An elderly diver in South Australia has revealed how an anchor from a famous shipwreck was turned into a well-known landmark exactly 60 years ago.
The three-masted barque Fiji had sailed from Hamburg in Germany to Melbourne in 1891 and, after 106 days at sea, was only a day away from her destination. She was carrying crates of liquor, pianos, dynamite and sewing machines among other cargo.
Caught out by poor weather, a navigational error then resulted in the ship breaking up on rocks and sinking near Moonlight Head in south-west Victoria on 6 September.
The wreck has just been added to the Victorian Heritage Register and a memorial to the 14 sailors and local rescuer Arthur Wilkinson who died was cleaned up. Eleven seamen survived the sinking.
That prompted a former abalone diver, 91-year-old Andrew Coffey, to reveal how the inverted anchor that has long marked what is now called Wreck Beach had come to be there.

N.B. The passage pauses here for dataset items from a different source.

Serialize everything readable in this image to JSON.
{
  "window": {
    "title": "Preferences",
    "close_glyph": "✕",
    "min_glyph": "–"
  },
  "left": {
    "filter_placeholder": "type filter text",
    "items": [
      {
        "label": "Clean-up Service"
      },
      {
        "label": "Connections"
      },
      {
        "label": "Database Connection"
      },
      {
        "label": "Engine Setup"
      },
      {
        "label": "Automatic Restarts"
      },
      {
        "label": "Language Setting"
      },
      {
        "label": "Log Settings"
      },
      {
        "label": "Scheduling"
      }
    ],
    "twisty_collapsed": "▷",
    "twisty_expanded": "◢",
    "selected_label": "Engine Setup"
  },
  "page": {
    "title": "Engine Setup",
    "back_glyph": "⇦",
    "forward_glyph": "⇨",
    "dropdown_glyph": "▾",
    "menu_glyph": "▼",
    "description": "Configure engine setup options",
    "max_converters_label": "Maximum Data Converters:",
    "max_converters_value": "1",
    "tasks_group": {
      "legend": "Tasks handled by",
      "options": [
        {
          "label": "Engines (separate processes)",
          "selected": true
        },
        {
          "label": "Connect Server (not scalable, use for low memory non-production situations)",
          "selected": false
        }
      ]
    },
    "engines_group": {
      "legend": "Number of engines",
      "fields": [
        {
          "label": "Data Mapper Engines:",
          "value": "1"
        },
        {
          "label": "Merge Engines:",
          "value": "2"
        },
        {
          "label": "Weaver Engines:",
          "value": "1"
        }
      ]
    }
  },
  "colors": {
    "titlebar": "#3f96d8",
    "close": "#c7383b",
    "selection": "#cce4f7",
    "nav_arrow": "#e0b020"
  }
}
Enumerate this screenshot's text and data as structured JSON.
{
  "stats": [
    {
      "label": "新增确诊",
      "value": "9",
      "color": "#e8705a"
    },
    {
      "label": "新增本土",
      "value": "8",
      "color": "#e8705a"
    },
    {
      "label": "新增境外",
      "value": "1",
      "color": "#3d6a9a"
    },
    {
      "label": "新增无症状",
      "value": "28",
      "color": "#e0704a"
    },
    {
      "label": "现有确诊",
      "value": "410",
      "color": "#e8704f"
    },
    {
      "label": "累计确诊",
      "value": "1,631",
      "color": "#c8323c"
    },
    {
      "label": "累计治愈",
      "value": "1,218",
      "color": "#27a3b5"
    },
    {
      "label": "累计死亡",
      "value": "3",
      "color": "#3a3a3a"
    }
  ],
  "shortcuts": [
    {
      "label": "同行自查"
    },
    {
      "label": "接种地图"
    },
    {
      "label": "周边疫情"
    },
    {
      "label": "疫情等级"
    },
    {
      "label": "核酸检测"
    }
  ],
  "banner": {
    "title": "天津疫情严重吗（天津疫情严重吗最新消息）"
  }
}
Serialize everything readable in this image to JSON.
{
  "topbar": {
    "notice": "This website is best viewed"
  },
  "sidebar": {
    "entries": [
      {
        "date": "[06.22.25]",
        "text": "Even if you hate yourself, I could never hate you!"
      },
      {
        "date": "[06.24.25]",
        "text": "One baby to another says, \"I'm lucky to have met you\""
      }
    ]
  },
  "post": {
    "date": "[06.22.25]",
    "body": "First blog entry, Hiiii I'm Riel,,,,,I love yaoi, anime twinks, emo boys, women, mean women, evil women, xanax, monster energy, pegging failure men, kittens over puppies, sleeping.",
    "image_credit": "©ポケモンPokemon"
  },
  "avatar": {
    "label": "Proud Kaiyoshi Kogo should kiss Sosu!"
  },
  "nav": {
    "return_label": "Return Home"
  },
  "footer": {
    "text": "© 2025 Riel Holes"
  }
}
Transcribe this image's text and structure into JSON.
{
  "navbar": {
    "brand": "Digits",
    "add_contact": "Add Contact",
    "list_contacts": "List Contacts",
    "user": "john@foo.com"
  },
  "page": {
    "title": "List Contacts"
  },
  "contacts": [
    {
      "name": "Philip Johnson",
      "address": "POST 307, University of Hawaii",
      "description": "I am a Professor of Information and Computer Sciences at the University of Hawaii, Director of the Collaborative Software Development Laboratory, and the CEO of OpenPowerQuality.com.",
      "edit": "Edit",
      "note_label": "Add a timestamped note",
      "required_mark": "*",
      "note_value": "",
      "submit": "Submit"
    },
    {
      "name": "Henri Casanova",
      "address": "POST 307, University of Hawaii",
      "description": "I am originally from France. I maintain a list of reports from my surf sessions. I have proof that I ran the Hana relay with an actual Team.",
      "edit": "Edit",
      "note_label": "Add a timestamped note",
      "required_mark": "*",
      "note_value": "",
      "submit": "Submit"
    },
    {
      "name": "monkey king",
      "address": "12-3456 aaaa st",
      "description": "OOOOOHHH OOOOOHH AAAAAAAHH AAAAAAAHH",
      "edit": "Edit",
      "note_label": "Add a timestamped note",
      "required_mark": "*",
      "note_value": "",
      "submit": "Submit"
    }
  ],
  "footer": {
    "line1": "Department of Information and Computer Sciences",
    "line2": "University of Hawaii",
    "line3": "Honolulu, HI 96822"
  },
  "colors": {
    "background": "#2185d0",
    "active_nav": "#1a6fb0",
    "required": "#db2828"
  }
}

He told press that after he and three others had dived the wreck of the Fiji in 1964 they had decided to drag the anchor up onto the beach and set it up as a marker. They had used gelignite to blow a hole in the rock, before setting the anchor in place using a full bag of cement.
There had been no intention to make the gesture anonymous, because the divers had also carved their names into the concrete and rock – but these had long since eroded away.
“I’m the only one left that was mixed up with that anchor,” Coffey told the Standard. “We did a good job because it’s been there a long, long time.”
Coffey said that he had also found the wreck of a WW2 Avro Anson aircraft while diving off an island called Deen Maar, and had helped to set up a memorial to the four aviators who had died when it crash-landed in the sea.